Durante la manifestación, los participantes expresaron su deseo de libertad, democracia y derechos humanos. “Queremos libertad, queremos libertad de elección y un sistema democrático, eso es lo que todos queremos”, declaró Sarah Tamizi, una iraní residente en Montreal. Otros asistentes, como Donya Ziae y Hessam Sobhani, advirtieron sobre el temor constante a la represión y el impacto psicológico del apagón de internet y las comunicaciones en Irán. “Cada vez que hay un apagón, solo significa una cosa: habrá más derramamiento de sangre y más arrestos”, comentó Ziae.
El corte de internet y de líneas telefónicas en Irán ha aislado al país del mundo, dificultando la comunicación con familiares y amigos. Sobhani afirmó que la imposibilidad de contactar con sus seres queridos genera estrés y ansiedad permanente, afectando incluso su vida cotidiana y su concentración en el trabajo. Golan Shaverdi expresó sentimientos similares: “En mitad de la noche, me despierto y miro las noticias. Quiero saber qué va a pasar y eso me mantiene la mente ocupada todo el tiempo. Ya no puedo funcionar”.
Las cifras oficiales son confusas debido a la censura y los cortes de comunicación, pero organizaciones de derechos humanos reportan que al menos 65 personas han muerto y más de 2.300 han sido detenidas en las protestas.

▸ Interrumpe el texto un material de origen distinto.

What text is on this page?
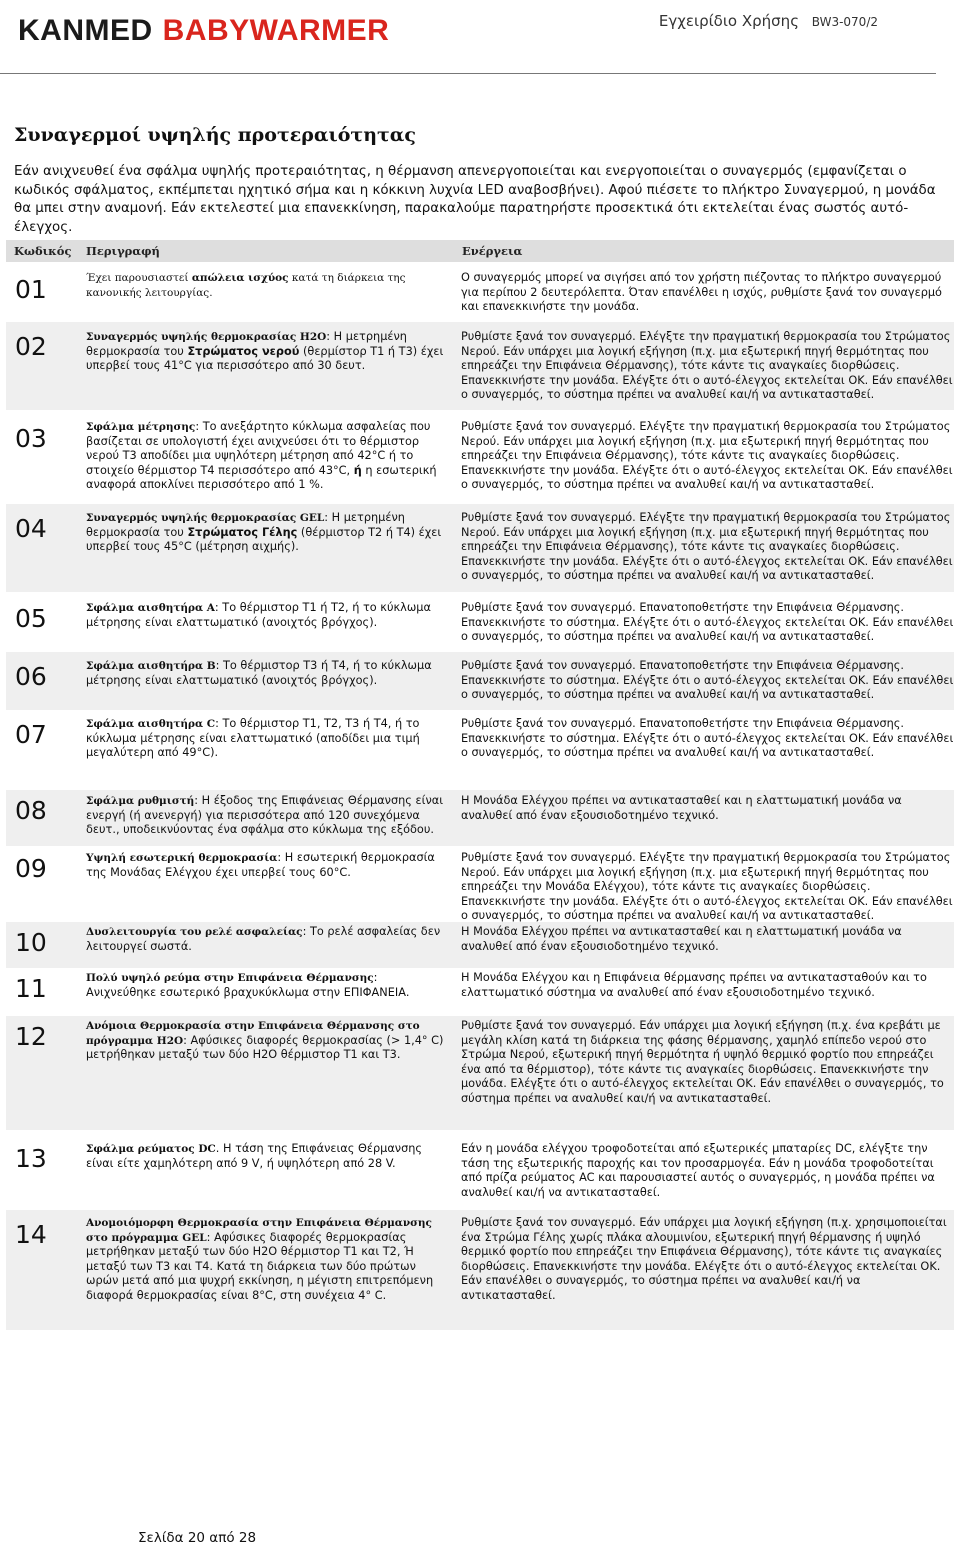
KANMED BABYWARMER	Εγχειρίδιο Χρήσης BW3-070/2
Συναγερμοί υψηλής προτεραιότητας
Εάν ανιχνευθεί ένα σφάλμα υψηλής προτεραιότητας, η θέρμανση απενεργοποιείται και ενεργοποιείται ο συναγερμός (εμφανίζεται ο κωδικός σφάλματος, εκπέμπεται ηχητικό σήμα και η κόκκινη λυχνία LED αναβοσβήνει). Αφού πιέσετε το πλήκτρο Συναγερμού, η μονάδα θα μπει στην αναμονή. Εάν εκτελεστεί μια επανεκκίνηση, παρακαλούμε παρατηρήστε προσεκτικά ότι εκτελείται ένας σωστός αυτό-έλεγχος.
Κωδικός Περιγραφή	Ενέργεια
01	Έχει παρουσιαστεί απώλεια ισχύος κατά τη διάρκεια της κανονικής λειτουργίας.
Ο συναγερμός μπορεί να σιγήσει από τον χρήστη πιέζοντας το πλήκτρο συναγερμού για περίπου 2 δευτερόλεπτα. Όταν επανέλθει η ισχύς, ρυθμίστε ξανά τον συναγερμό και επανεκκινήστε την μονάδα.
02	Συναγερμός υψηλής θερμοκρασίας H2O: Η μετρημένη θερμοκρασία του Στρώματος νερού (θερμίστορ T1 ή T3) έχει υπερβεί τους 41°C για περισσότερο από 30 δευτ.
Ρυθμίστε ξανά τον συναγερμό. Ελέγξτε την πραγματική θερμοκρασία του Στρώματος Νερού. Εάν υπάρχει μια λογική εξήγηση (π.χ. μια εξωτερική πηγή θερμότητας που επηρεάζει την Επιφάνεια Θέρμανσης), τότε κάντε τις αναγκαίες διορθώσεις. Επανεκκινήστε την μονάδα. Ελέγξτε ότι ο αυτό-έλεγχος εκτελείται ΟΚ. Εάν επανέλθει ο συναγερμός, το σύστημα πρέπει να αναλυθεί και/ή να αντικατασταθεί.
03	Σφάλμα μέτρησης: Το ανεξάρτητο κύκλωμα ασφαλείας που βασίζεται σε υπολογιστή έχει ανιχνεύσει ότι το θέρμιστορ νερού T3 αποδίδει μια υψηλότερη μέτρηση από 42°C ή το στοιχείο θέρμιστορ T4 περισσότερο από 43°C, ή η εσωτερική αναφορά αποκλίνει περισσότερο από 1 %.
Ρυθμίστε ξανά τον συναγερμό. Ελέγξτε την πραγματική θερμοκρασία του Στρώματος Νερού. Εάν υπάρχει μια λογική εξήγηση (π.χ. μια εξωτερική πηγή θερμότητας που επηρεάζει την Επιφάνεια Θέρμανσης), τότε κάντε τις αναγκαίες διορθώσεις. Επανεκκινήστε την μονάδα. Ελέγξτε ότι ο αυτό-έλεγχος εκτελείται ΟΚ. Εάν επανέλθει ο συναγερμός, το σύστημα πρέπει να αναλυθεί και/ή να αντικατασταθεί.
04	Συναγερμός υψηλής θερμοκρασίας GEL: Η μετρημένη θερμοκρασία του Στρώματος Γέλης (θέρμιστορ T2 ή T4) έχει υπερβεί τους 45°C (μέτρηση αιχμής).
Ρυθμίστε ξανά τον συναγερμό. Ελέγξτε την πραγματική θερμοκρασία του Στρώματος Νερού. Εάν υπάρχει μια λογική εξήγηση (π.χ. μια εξωτερική πηγή θερμότητας που επηρεάζει την Επιφάνεια Θέρμανσης), τότε κάντε τις αναγκαίες διορθώσεις. Επανεκκινήστε την μονάδα. Ελέγξτε ότι ο αυτό-έλεγχος εκτελείται ΟΚ. Εάν επανέλθει ο συναγερμός, το σύστημα πρέπει να αναλυθεί και/ή να αντικατασταθεί.
05	Σφάλμα αισθητήρα A: Το θέρμιστορ T1 ή T2, ή το κύκλωμα μέτρησης είναι ελαττωματικό (ανοιχτός βρόγχος).
Ρυθμίστε ξανά τον συναγερμό. Επανατοποθετήστε την Επιφάνεια Θέρμανσης. Επανεκκινήστε το σύστημα. Ελέγξτε ότι ο αυτό-έλεγχος εκτελείται ΟΚ. Εάν επανέλθει ο συναγερμός, το σύστημα πρέπει να αναλυθεί και/ή να αντικατασταθεί.
06	Σφάλμα αισθητήρα B: Το θέρμιστορ T3 ή T4, ή το κύκλωμα μέτρησης είναι ελαττωματικό (ανοιχτός βρόγχος).
Ρυθμίστε ξανά τον συναγερμό. Επανατοποθετήστε την Επιφάνεια Θέρμανσης. Επανεκκινήστε το σύστημα. Ελέγξτε ότι ο αυτό-έλεγχος εκτελείται ΟΚ. Εάν επανέλθει ο συναγερμός, το σύστημα πρέπει να αναλυθεί και/ή να αντικατασταθεί.
07	Σφάλμα αισθητήρα C: Το θέρμιστορ T1, T2, T3 ή T4, ή το κύκλωμα μέτρησης είναι ελαττωματικό (αποδίδει μια τιμή μεγαλύτερη από 49°C).
Ρυθμίστε ξανά τον συναγερμό. Επανατοποθετήστε την Επιφάνεια Θέρμανσης. Επανεκκινήστε το σύστημα. Ελέγξτε ότι ο αυτό-έλεγχος εκτελείται ΟΚ. Εάν επανέλθει ο συναγερμός, το σύστημα πρέπει να αναλυθεί και/ή να αντικατασταθεί.
08	Σφάλμα ρυθμιστή: Η έξοδος της Επιφάνειας Θέρμανσης είναι ενεργή (ή ανενεργή) για περισσότερα από 120 συνεχόμενα δευτ., υποδεικνύοντας ένα σφάλμα στο κύκλωμα της εξόδου.
Η Μονάδα Ελέγχου πρέπει να αντικατασταθεί και η ελαττωματική μονάδα να αναλυθεί από έναν εξουσιοδοτημένο τεχνικό.
09	Υψηλή εσωτερική θερμοκρασία: Η εσωτερική θερμοκρασία της Μονάδας Ελέγχου έχει υπερβεί τους 60°C.
Ρυθμίστε ξανά τον συναγερμό. Ελέγξτε την πραγματική θερμοκρασία του Στρώματος Νερού. Εάν υπάρχει μια λογική εξήγηση (π.χ. μια εξωτερική πηγή θερμότητας που επηρεάζει την Μονάδα Ελέγχου), τότε κάντε τις αναγκαίες διορθώσεις. Επανεκκινήστε την μονάδα. Ελέγξτε ότι ο αυτό-έλεγχος εκτελείται ΟΚ. Εάν επανέλθει ο συναγερμός, το σύστημα πρέπει να αναλυθεί και/ή να αντικατασταθεί.
10	Δυσλειτουργία του ρελέ ασφαλείας: Το ρελέ ασφαλείας δεν λειτουργεί σωστά.
Η Μονάδα Ελέγχου πρέπει να αντικατασταθεί και η ελαττωματική μονάδα να αναλυθεί από έναν εξουσιοδοτημένο τεχνικό.
11	Πολύ υψηλό ρεύμα στην Επιφάνεια Θέρμανσης: Ανιχνεύθηκε εσωτερικό βραχυκύκλωμα στην ΕΠΙΦΑΝΕΙΑ.
Η Μονάδα Ελέγχου και η Επιφάνεια θέρμανσης πρέπει να αντικατασταθούν και το ελαττωματικό σύστημα να αναλυθεί από έναν εξουσιοδοτημένο τεχνικό.
12	Ανόμοια Θερμοκρασία στην Επιφάνεια Θέρμανσης στο πρόγραμμα H2O: Αφύσικες διαφορές θερμοκρασίας (> 1,4° C) μετρήθηκαν μεταξύ των δύο H2O θέρμιστορ T1 και T3.
Ρυθμίστε ξανά τον συναγερμό. Εάν υπάρχει μια λογική εξήγηση (π.χ. ένα κρεβάτι με μεγάλη κλίση κατά τη διάρκεια της φάσης θέρμανσης, χαμηλό επίπεδο νερού στο Στρώμα Νερού, εξωτερική πηγή θερμότητα ή υψηλό θερμικό φορτίο που επηρεάζει ένα από τα θέρμιστορ), τότε κάντε τις αναγκαίες διορθώσεις. Επανεκκινήστε την μονάδα. Ελέγξτε ότι ο αυτό-έλεγχος εκτελείται ΟΚ. Εάν επανέλθει ο συναγερμός, το σύστημα πρέπει να αναλυθεί και/ή να αντικατασταθεί.
13	Σφάλμα ρεύματος DC. Η τάση της Επιφάνειας Θέρμανσης είναι είτε χαμηλότερη από 9 V, ή υψηλότερη από 28 V.
Εάν η μονάδα ελέγχου τροφοδοτείται από εξωτερικές μπαταρίες DC, ελέγξτε την τάση της εξωτερικής παροχής και τον προσαρμογέα. Εάν η μονάδα τροφοδοτείται από πρίζα ρεύματος AC και παρουσιαστεί αυτός ο συναγερμός, η μονάδα πρέπει να αναλυθεί και/ή να αντικατασταθεί.
14	Ανομοιόμορφη Θερμοκρασία στην Επιφάνεια Θέρμανσης στο πρόγραμμα GEL: Αφύσικες διαφορές θερμοκρασίας μετρήθηκαν μεταξύ των δύο H2O θέρμιστορ T1 και T2, Ή μεταξύ των T3 και T4. Κατά τη διάρκεια των δύο πρώτων ωρών μετά από μια ψυχρή εκκίνηση, η μέγιστη επιτρεπόμενη διαφορά θερμοκρασίας είναι 8°C, στη συνέχεια 4° C.
Ρυθμίστε ξανά τον συναγερμό. Εάν υπάρχει μια λογική εξήγηση (π.χ. χρησιμοποιείται ένα Στρώμα Γέλης χωρίς πλάκα αλουμινίου, εξωτερική πηγή θέρμανσης ή υψηλό θερμικό φορτίο που επηρεάζει την Επιφάνεια Θέρμανσης), τότε κάντε τις αναγκαίες διορθώσεις. Επανεκκινήστε την μονάδα. Ελέγξτε ότι ο αυτό-έλεγχος εκτελείται ΟΚ. Εάν επανέλθει ο συναγερμός, το σύστημα πρέπει να αναλυθεί και/ή να αντικατασταθεί.
Σελίδα 20 από 28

Mientras tanto, las autoridades iraníes, encabezadas por el fiscal general Mohammad Movahedi Azad y el líder supremo Ali Khamenei, han amenazado con considerar a los manifestantes “enemigos de Dios”, lo que puede acarrear la pena de muerte, y culpan a agentes extranjeros de fomentar la inestabilidad.

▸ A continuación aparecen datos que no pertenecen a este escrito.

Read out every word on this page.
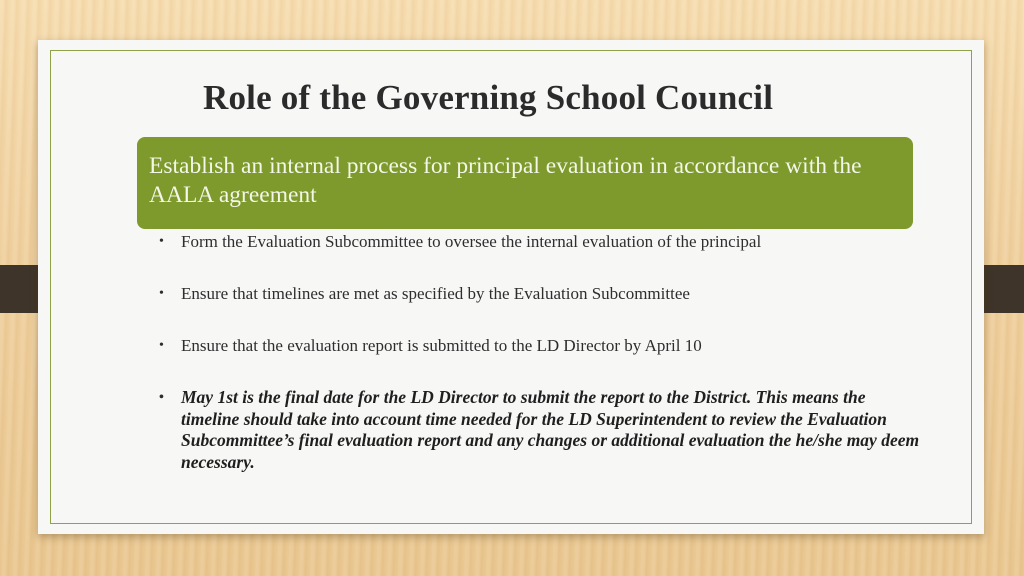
Role of the Governing School Council
Establish an internal process for principal evaluation in accordance with the AALA agreement
• Form the Evaluation Subcommittee to oversee the internal evaluation of the principal
• Ensure that timelines are met as specified by the Evaluation Subcommittee
• Ensure that the evaluation report is submitted to the LD Director by April 10
• May 1st is the final date for the LD Director to submit the report to the District. This means the timeline should take into account time needed for the LD Superintendent to review the Evaluation Subcommittee’s final evaluation report and any changes or additional evaluation the he/she may deem necessary.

Entre los manifestantes en Montreal, la opinión sobre la intervención internacional se divide. Bijan Jalali, quien dejó Irán tras la Revolución Islámica de 1979, expresó su rechazo a cualquier intervención militar extranjera: “Esta es nuestra lucha. No creemos en ninguna intervención de las potencias extranjeras, sean quienes sean”. Por su parte, otros como Shaverdi y Sobhani reconocen que aunque no apoyan la intervención, podrían considerar ayuda externa si esto protegiera a los manifestantes y ayudara a aliviar la crisis.
Tamizi, sin embargo, destacó que la presencia de la comunidad iraní en Montreal tiene un valor simbólico más que práctico: “Cualquier otra ayuda no nos traerá la democracia, pero aun así estoy aquí simplemente para ser la voz de mi nación. Les sigo lo que quieran”.

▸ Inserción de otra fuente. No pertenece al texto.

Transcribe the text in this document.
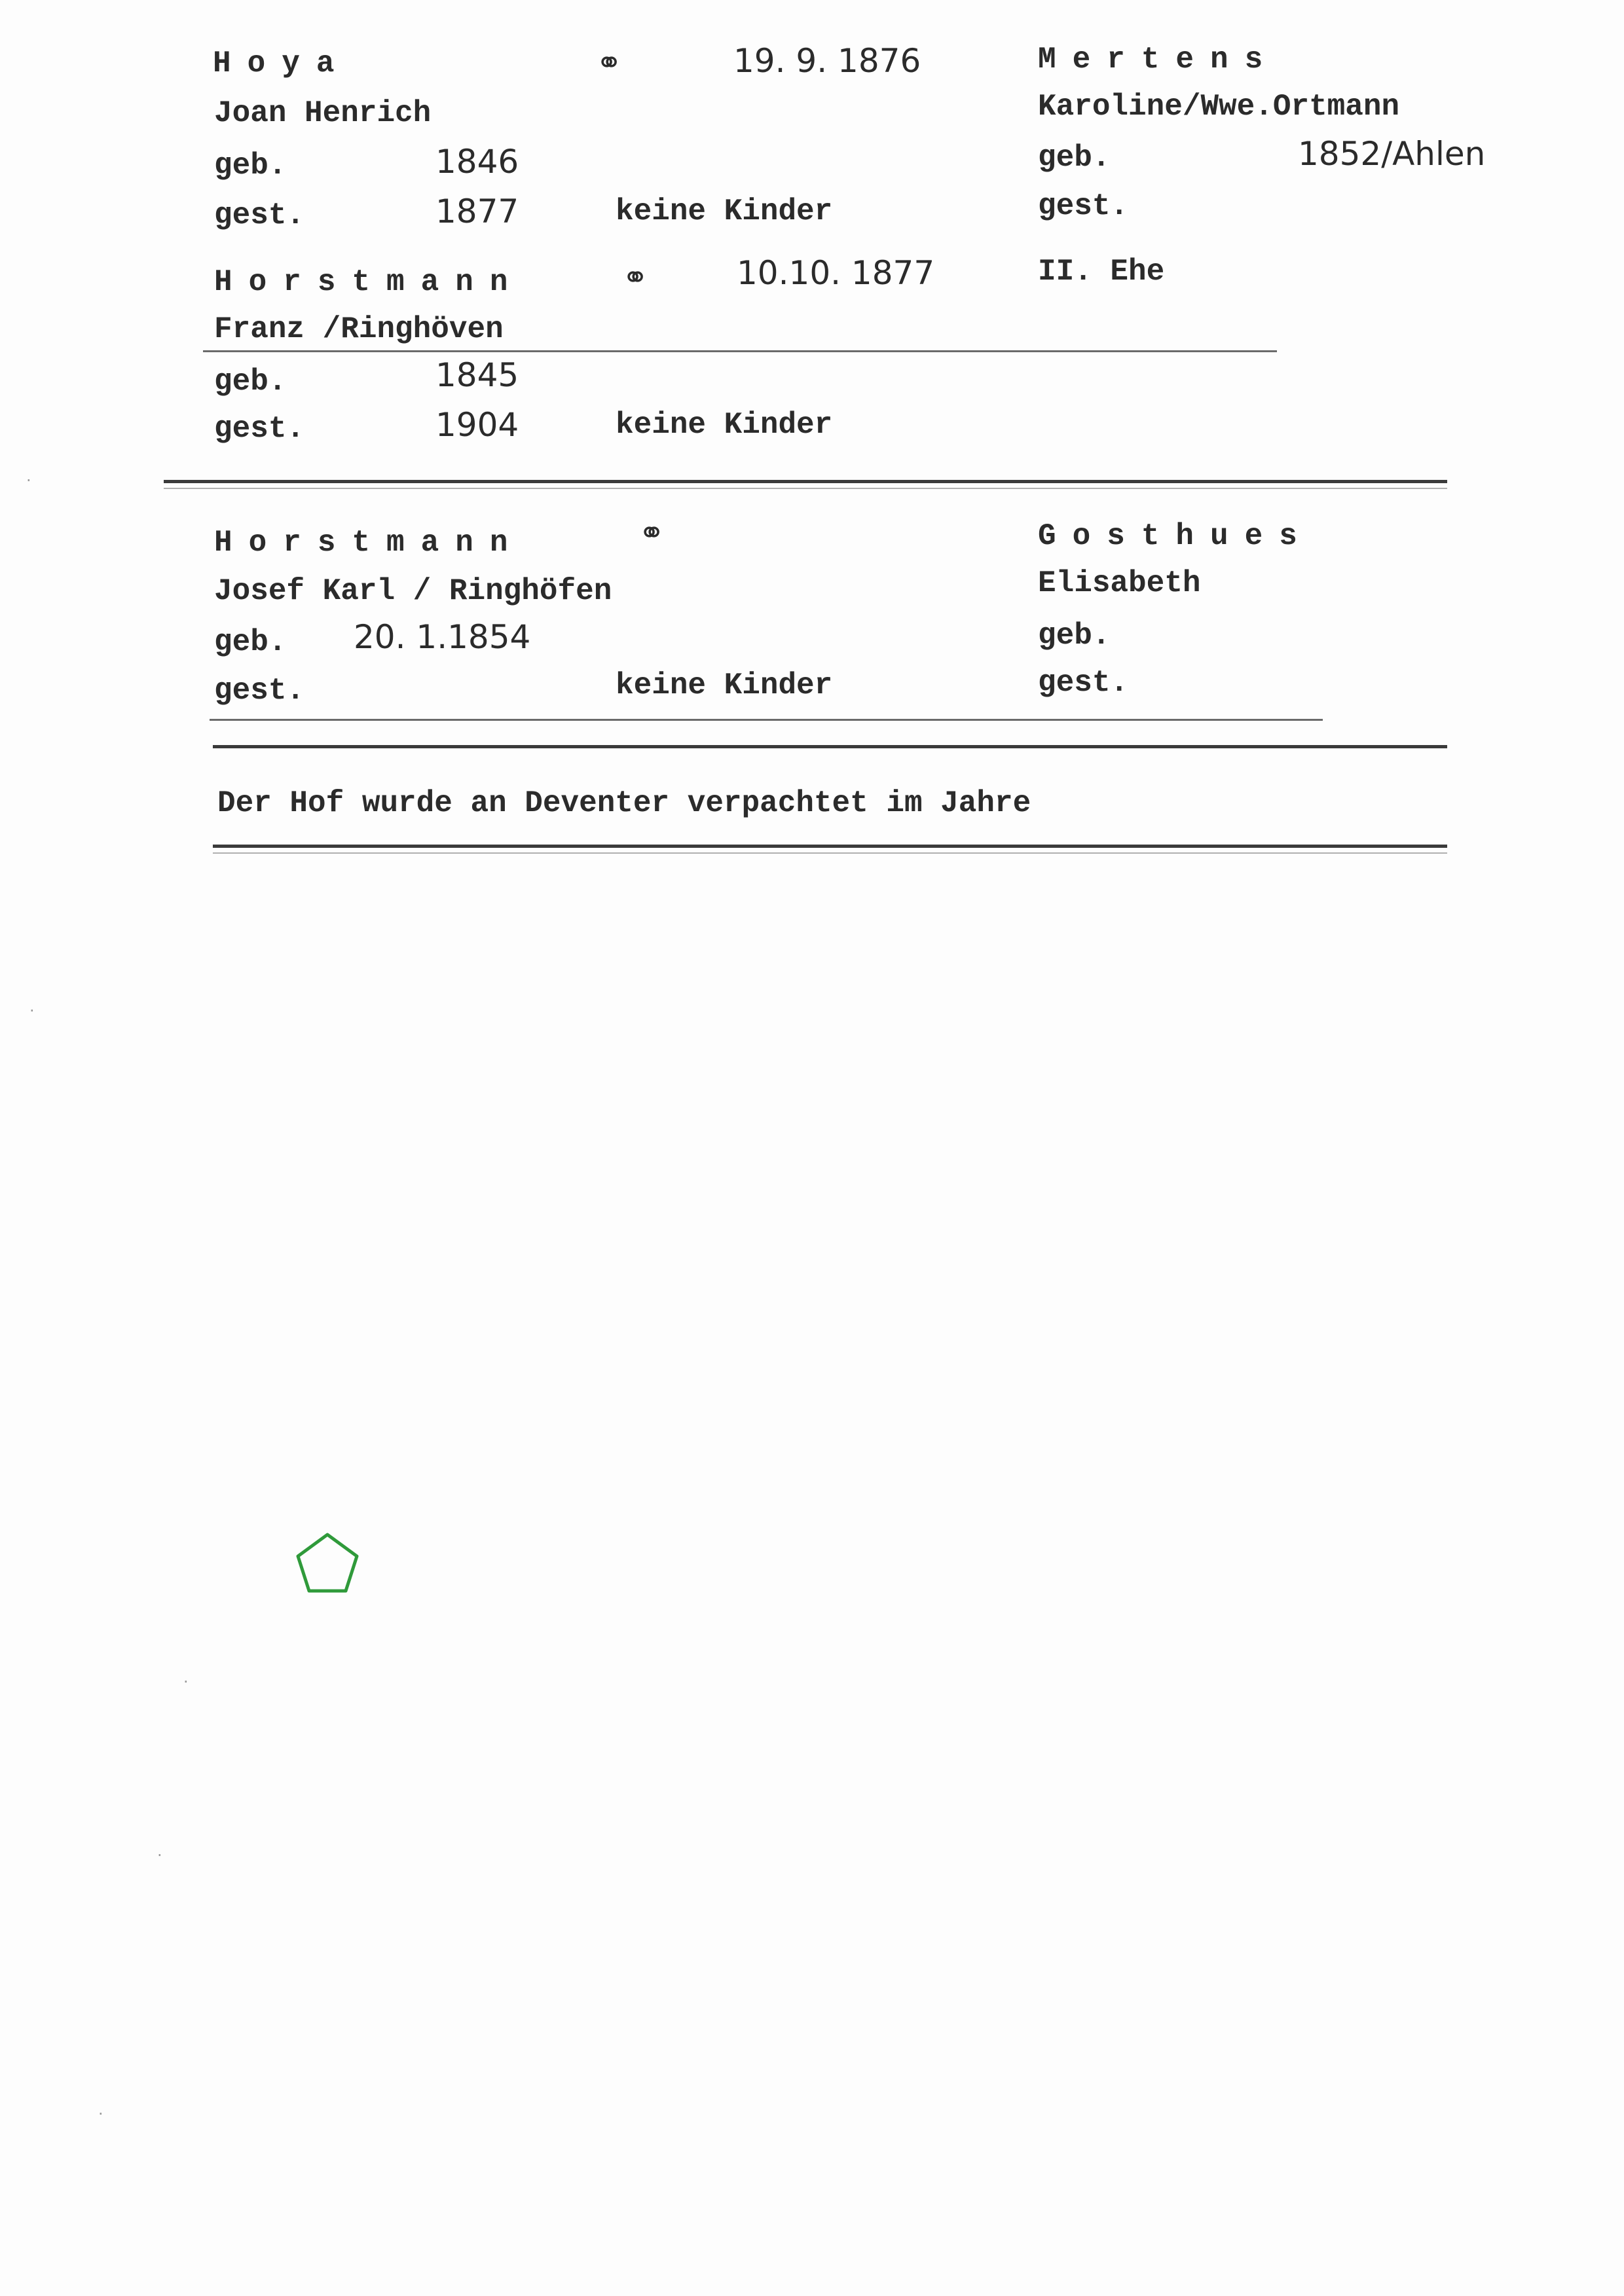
Hoya	⚭	19. 9. 1876	Mertens
Joan Henrich	Karoline/Wwe.Ortmann
geb.	1846	geb.	1852/Ahlen
gest.	1877	keine Kinder	gest.
Horstmann	⚭	10.10. 1877	II. Ehe
Franz /Ringhöven
geb.	1845
gest.	1904	keine Kinder
Horstmann	⚭	Gosthues
Josef Karl / Ringhöfen	Elisabeth
geb. 20. 1.1854	geb.
gest.	keine Kinder	gest.
Der Hof wurde an Deventer verpachtet im Jahre
·
·
·
·
·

Desde Ottawa, el primer ministro canadiense Mark Carney expresó el apoyo del país a los derechos humanos en Irán: “Canadá condena enérgicamente el asesinato de manifestantes e insta a Irán a permitir la libertad de expresión y de reunión pacífica sin temor a represalias”.
Los manifestantes esperan que la presión y la visibilidad internacional contribuyan a que el régimen iraní termine y que el país pueda avanzar hacia la paz, la estabilidad económica y un futuro con mayor respeto a los derechos civiles y políticos.